By Erin Cox, The Baltimore Sun
8:38 PM EDT, July 25, 2012
— As the herd of wild ponies emerged on the horizon Wednesday morning, Robin Dodge looked across the water to see her childhood fantasy come true.
More than 145 horses were poised at the Assateague Channel for the annual 75-yard swim, a tradition that has outlived most people on this tiny Virginia island.
"This has been my lifelong dream since I was 8 years old," said Dodge, 55, who drove from upstate New York with her husband. Moments later, a voice crackled over the loudspeaker, assuring a crowd that would eventually swell to 40,000 that this was not a dream: "If you can hear me talking, you're here now."
Unlike petting Black Beauty, watching the Pony Swim of Chincoteague is a fantasy that can be lived in adulthood.
For 87 years, the herd owned by the island's volunteer fire company has plunged into the shallow water separating the wildlife refuge of Assateague Island from Chincoteague, where the youngest ponies are auctioned at a carnival. Dodge and thousands of others arrived early — some, days in advance — to watch a picturesque swim of more than six minutes, the longest in recent memory. By Friday, 67 ponies will be sold at auction and about 100 will return to the wild, swimming back across the channel.
Marguerite Henry's novel, "Misty of Chincoteague," immortalized the ponies' trek, lodging the image of wild horses in the hearts of generations of readers. Along with a 1961 movie filmed on location, the island's traditional fundraiser for fire services attracted a loyal following.
"I've been going since I was 6 weeks old. I've never missed a year. Not one," said Thomas W. Bowden, Sr., 61, a lifelong Chincoteaguer who owns the waterfront land where Dodge and hundreds of others paid to get a view of the swim.
"When they swim across, I get happy," he said. "When they go back, I get sad. It's just that one day, but it's enough."
"'Misty' the movie did a lot for the island," said his wife, Yvonne Bowden. "Once they read that book, they want to see it. And then they come back, year after year after year."

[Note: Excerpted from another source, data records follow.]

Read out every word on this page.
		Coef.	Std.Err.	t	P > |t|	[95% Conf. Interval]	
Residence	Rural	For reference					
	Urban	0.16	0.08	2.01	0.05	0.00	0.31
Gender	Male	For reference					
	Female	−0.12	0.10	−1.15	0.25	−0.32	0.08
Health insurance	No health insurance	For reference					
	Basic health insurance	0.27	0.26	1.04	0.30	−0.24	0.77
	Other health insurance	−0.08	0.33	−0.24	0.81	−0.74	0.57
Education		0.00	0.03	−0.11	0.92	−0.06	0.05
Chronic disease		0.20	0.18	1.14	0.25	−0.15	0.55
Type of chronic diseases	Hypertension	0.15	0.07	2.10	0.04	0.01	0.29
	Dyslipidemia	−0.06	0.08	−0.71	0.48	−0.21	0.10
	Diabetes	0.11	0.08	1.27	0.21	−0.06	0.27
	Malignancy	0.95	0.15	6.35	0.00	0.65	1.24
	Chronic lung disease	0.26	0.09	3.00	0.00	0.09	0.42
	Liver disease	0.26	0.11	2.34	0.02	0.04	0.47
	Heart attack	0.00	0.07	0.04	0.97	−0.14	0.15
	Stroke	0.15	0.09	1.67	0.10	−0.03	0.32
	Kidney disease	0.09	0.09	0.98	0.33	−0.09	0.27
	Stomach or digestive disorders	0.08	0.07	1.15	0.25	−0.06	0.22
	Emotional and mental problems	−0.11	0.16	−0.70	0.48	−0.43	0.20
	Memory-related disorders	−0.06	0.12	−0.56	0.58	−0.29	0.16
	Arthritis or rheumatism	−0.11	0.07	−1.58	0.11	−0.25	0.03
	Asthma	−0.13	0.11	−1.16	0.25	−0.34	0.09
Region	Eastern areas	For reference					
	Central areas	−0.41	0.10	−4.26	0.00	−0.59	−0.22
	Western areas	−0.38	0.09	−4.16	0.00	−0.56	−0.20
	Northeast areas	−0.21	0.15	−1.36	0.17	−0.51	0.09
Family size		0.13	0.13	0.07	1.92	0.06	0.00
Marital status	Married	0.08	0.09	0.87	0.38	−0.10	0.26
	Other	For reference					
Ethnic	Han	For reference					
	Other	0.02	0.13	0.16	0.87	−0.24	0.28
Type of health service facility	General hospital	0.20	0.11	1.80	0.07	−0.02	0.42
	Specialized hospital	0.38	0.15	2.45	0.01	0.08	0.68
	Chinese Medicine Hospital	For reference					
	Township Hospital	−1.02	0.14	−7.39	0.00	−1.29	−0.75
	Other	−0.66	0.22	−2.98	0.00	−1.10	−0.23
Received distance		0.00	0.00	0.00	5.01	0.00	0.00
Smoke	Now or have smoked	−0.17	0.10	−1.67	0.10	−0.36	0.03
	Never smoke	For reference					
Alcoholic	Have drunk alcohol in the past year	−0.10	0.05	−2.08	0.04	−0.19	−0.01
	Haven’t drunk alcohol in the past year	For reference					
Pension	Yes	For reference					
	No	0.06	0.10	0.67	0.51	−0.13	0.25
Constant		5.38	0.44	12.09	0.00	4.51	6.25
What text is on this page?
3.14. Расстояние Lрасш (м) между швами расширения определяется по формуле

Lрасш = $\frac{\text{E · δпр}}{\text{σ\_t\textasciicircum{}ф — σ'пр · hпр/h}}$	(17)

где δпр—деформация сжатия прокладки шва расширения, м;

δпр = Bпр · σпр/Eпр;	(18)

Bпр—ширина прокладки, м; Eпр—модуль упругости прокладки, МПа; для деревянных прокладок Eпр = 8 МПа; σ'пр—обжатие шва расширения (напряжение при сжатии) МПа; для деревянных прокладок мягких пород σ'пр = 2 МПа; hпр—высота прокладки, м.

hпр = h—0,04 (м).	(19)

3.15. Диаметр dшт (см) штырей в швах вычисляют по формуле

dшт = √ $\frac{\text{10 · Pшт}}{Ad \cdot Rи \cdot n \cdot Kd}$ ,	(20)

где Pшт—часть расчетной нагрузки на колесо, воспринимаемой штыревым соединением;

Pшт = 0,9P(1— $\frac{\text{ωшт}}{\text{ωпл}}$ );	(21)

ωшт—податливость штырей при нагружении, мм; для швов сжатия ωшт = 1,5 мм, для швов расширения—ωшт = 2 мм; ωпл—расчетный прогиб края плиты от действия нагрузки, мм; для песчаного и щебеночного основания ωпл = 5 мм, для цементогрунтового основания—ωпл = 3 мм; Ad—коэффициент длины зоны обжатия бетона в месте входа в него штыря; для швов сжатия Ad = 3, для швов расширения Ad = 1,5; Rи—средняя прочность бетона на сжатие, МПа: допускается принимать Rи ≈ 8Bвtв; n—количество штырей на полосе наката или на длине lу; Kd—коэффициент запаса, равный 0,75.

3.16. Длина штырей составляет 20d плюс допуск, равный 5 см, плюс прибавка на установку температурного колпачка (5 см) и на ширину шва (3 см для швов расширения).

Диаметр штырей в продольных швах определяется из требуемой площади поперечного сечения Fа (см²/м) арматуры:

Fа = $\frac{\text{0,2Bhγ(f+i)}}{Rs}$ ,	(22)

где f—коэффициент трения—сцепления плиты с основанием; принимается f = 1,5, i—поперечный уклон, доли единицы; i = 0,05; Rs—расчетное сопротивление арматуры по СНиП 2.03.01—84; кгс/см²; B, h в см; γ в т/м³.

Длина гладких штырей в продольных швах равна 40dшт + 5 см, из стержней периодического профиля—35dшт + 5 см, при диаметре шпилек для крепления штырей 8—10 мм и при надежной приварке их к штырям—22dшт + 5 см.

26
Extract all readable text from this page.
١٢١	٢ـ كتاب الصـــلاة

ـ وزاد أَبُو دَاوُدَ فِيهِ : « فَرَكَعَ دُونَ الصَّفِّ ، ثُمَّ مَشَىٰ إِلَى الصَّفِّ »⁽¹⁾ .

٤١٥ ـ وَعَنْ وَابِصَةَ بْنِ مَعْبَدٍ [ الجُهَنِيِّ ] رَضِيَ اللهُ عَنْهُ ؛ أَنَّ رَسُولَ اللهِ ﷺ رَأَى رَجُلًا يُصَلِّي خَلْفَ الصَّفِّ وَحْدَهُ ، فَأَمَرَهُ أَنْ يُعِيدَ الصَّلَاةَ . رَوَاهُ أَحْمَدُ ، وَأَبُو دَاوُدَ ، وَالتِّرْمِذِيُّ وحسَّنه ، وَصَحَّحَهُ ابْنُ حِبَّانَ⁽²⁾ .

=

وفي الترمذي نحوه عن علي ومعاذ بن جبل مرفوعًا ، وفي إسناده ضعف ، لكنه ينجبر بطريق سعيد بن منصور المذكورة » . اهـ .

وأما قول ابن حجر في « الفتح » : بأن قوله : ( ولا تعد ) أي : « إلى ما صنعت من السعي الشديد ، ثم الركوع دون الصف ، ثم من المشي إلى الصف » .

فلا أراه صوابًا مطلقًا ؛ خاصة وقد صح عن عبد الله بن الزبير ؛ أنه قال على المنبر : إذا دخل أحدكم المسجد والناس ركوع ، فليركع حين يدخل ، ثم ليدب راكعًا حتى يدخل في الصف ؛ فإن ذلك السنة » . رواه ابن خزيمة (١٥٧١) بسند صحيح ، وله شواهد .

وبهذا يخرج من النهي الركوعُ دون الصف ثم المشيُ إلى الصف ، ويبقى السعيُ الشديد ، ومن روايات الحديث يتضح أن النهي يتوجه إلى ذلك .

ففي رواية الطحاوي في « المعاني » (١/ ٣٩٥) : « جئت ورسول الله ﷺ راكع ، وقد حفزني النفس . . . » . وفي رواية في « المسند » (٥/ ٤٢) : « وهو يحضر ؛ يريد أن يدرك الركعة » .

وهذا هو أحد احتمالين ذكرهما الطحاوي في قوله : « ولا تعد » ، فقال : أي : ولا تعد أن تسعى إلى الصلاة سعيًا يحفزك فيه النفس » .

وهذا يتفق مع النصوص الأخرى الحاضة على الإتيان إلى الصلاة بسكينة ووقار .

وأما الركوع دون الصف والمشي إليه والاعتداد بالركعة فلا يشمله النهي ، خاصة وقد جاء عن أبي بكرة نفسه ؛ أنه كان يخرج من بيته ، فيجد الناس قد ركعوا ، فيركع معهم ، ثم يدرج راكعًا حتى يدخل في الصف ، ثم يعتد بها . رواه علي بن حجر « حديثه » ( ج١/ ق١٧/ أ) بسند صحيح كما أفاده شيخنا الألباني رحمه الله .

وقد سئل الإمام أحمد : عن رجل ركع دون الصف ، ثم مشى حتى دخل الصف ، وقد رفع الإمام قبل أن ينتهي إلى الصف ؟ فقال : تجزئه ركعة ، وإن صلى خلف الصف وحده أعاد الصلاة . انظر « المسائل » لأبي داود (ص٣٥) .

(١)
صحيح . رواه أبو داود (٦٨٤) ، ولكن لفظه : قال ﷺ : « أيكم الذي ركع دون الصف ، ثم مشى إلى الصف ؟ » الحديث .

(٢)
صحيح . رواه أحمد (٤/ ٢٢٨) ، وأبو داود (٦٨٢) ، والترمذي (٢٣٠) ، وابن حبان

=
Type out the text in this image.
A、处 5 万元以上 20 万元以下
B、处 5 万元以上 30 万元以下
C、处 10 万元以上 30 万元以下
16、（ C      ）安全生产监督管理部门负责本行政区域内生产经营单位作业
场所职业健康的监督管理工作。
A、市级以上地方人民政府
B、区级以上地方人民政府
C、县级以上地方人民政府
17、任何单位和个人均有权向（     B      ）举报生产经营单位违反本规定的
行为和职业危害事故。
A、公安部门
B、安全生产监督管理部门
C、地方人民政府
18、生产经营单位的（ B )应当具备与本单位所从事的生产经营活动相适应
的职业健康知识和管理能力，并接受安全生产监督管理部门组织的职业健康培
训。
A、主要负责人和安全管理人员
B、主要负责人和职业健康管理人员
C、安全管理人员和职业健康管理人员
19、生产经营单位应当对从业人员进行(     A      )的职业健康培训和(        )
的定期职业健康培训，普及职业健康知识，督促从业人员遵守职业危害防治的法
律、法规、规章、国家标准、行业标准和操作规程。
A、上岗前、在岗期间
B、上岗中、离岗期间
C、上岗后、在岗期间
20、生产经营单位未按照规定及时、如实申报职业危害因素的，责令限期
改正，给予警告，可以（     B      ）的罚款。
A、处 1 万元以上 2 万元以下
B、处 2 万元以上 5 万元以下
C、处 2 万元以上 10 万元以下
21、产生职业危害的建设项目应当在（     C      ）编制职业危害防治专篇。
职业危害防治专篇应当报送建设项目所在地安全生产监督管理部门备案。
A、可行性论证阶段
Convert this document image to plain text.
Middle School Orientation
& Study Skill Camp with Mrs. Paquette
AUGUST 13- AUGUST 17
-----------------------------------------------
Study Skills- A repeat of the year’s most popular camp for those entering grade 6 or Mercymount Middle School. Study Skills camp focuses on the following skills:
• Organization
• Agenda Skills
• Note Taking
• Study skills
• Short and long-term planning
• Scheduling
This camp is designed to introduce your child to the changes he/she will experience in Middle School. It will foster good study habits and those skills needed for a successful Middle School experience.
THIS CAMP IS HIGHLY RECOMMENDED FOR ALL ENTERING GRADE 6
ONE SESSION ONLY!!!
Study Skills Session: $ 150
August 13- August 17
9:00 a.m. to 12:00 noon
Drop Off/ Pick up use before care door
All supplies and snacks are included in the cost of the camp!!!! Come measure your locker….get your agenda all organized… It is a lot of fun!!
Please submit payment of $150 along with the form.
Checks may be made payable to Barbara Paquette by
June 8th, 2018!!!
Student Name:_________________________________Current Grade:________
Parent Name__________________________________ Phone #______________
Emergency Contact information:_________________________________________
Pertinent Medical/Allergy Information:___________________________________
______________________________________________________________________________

At a drive-in movie theater a half-century ago, the ponies of Chincoteague were imprinted on Karen Thunell's childhood dreams.
"I watched the movie when I was 10 years old and fell in love with it," Thunell, who lives near New York City, said from a beach chair. "When I had kids, I made them watch it. Coming here, it's been on my bucket list."
Her children bought her husband a trip to see the Iowa cornfield from the "Field of Dreams" movie for his 60th birthday, and this week bought her a trip here.
"I was envious of him, but not any more," she said.
Thunell watched the movie again this week, just like Dodge, in the Island Roxy Theater. The original Misty is said to have paraded through the aisles on the evening of the premiere, and her footprints are encased in concrete at the box office. The movie plays for free this week, during the height of Chincoteague's tourist season, which is built around the pony swim and auction.
"These 16 days is what sustains us," said Denise Bowden, spokeswoman for the Chincoteague Volunteer Fire Company and a cousin of Thomas Bowden's. "And quite honestly, it's what sustains this town."
Legend says the ponies swam to shore from sinking Spanish galleons, but Bowden believes Chincoteague businessmen stashed their livestock on Assateague Island to avoid taxes. By the 1930s, the volunteer fire department took ownership of what had become a wild herd, and the annual swim to the auction became a local tradition that exploded with "Misty of the Chincoteague."
"Marguerite Henry wrote that book, and the doors just went wide open," Denise Bowden said.
With the crowds came higher bids. Each pony fetches between $500 and $10,000. The auction now attracts international buyers, along with a group of women known as the "Buy Back Babes" who pool their money to buy ponies to live out their lives in the wild.
"This is how we buy trucks, ambulances and equipment," said Denise Bowden. "Not only are they our bread and butter — and I know this sounds cliched — but we love our horses."
"Misty of the Chincoteague" resonates even with people who grew up with the pony swim in their backyard. Richard Belcher, 16, said the book enhanced the memories from when he was a 5-year-old on his grandfather's boat, watching the ponies, falling into the water — twice — and then getting a hat from one of the saltwater cowboys.
Belcher said of reading the book, "It was for school the first time. And then for the next three times for pleasure."
Fifth-generation Chincoteauger Donnie Thornton, 51, said even tame ponies sometimes never lose their taste for the wild. He was amazed the first time he rode his pony Girlie Girl on the beach.
"I just thought, she swam here as a girl," Thornton said. "You can't hardly hold her back."